Bouygues Telecom est indiquée dans la décision comme sur le point de souscrire aux offres de gros d’accès passif de THD Bretagne. Dans une région où il n’y a pas d’offre de collecte en fibre noire autre que la LFO (Liaison Fibre Optique) d’Orange, Bouygues Telecom aurait a minima intérêt à attendre de connaître les conditions de l’offre activée avant de confirmer son engagement à souscrire l’offre d’accès passif.

Bouygues Telecom dispensera-t-il Orange d’avoir à faire une offre activée en Bretagne ?

Bouygues Telecom pourrait théoriquement faire une offre activée à Coriolis, pour étaler les coûts fixes de son réseau régional de collecte. Cependant, s’il le faisait, ouvrirait-elle la porte à Iliad ou à SFR ? S’il y a eu des co-investissements dans le passé entre ces deux acteurs, il n’est pas sûr qu’un tel co-investissement ait des chances aujourd’hui de se faire.

Orange va-t-elle retirer son offre de gros activée si un concurrent en fait une ?

Si un autre acteur décidait, d’ici un an ou deux par exemple, de fournir une offre de gros activée sur le territoire de THD Bretagne, que deviendrait alors l’offre qu’Orange est sommée de proposer à partir du 11 avril 2019 ? Il n’est pas simple de changer un réseau passif de collecte. Les liaisons installées conformément à cette offre seraient-elles pérennisées ? l’offre serait-elle gelée à sa base installée au moment de l’apparition de l’offre de gros concurrente ? les conditions du basculement impliqué par l’ARCEP mériteraient d’être clarifiées.

Quel sera l’impact de cette décision sur les lignes directrices du BEREC relatives à la fibre ?

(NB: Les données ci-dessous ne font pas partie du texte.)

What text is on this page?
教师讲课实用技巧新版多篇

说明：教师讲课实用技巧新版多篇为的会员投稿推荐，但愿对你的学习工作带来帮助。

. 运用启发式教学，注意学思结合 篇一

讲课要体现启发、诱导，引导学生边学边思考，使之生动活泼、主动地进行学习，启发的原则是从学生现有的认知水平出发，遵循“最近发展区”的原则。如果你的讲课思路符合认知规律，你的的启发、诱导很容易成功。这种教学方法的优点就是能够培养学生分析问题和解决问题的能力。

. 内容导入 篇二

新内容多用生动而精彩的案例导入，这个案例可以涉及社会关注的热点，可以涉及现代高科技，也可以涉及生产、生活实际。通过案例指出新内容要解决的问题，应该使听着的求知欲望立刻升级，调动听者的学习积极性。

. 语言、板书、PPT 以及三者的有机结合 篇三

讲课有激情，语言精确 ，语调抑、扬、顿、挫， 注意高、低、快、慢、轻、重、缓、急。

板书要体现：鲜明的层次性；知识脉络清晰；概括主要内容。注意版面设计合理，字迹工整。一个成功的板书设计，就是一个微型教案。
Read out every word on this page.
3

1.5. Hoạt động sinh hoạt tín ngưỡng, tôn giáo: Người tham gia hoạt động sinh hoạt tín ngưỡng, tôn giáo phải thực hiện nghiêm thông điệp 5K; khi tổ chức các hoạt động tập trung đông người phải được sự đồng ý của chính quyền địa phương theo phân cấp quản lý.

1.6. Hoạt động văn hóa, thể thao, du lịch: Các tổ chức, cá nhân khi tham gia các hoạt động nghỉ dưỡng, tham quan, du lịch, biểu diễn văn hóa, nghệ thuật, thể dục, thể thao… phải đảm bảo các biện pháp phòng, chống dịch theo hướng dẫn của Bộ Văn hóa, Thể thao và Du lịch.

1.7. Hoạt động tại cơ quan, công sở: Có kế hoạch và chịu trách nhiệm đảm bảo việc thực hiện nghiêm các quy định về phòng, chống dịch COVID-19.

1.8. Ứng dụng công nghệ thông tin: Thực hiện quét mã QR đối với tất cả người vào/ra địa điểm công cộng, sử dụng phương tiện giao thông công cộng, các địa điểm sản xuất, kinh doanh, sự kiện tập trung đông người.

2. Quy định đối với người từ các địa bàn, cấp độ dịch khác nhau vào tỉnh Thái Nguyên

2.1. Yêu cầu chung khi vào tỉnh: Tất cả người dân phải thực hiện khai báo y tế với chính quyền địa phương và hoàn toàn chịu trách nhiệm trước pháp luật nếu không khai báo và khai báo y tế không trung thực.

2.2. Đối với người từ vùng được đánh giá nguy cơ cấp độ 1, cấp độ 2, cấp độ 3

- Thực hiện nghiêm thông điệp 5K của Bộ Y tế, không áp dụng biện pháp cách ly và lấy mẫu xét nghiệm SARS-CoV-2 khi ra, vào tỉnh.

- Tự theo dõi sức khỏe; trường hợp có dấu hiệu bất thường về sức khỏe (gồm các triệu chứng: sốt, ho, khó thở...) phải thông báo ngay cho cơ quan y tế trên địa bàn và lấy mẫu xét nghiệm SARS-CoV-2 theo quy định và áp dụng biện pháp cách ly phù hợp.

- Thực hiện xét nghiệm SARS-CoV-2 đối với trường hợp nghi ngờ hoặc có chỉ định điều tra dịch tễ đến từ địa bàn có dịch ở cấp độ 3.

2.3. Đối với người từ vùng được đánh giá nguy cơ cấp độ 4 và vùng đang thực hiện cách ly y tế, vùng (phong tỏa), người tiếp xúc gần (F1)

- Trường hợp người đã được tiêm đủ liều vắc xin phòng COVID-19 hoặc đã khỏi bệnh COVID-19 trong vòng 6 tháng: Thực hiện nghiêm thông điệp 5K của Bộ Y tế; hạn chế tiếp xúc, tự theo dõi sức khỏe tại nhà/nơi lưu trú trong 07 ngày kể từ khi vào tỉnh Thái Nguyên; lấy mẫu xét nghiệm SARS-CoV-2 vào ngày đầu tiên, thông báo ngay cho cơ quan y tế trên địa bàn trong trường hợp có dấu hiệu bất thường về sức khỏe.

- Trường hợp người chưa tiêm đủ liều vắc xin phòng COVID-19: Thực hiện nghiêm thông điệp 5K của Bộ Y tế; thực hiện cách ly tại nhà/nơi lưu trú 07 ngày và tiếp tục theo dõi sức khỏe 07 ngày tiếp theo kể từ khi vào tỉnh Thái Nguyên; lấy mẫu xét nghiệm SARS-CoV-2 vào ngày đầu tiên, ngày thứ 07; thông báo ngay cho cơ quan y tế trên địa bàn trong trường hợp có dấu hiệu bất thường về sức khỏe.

Enfin, le BEREC, organe commun des régulateurs européens des télécoms, doit élaborer, en 2019 et 2020, des lignes directrices sur la régulation de la fibre et sur les conditions dans lesquelles la fibre ne doit pas être régulée. Le cas extrêmement subtil de la dernière décision de l’ARCP sera difficile à expliquer aux autres régulateurs européens, souvent partisans d’une régulation beaucoup plus brutale.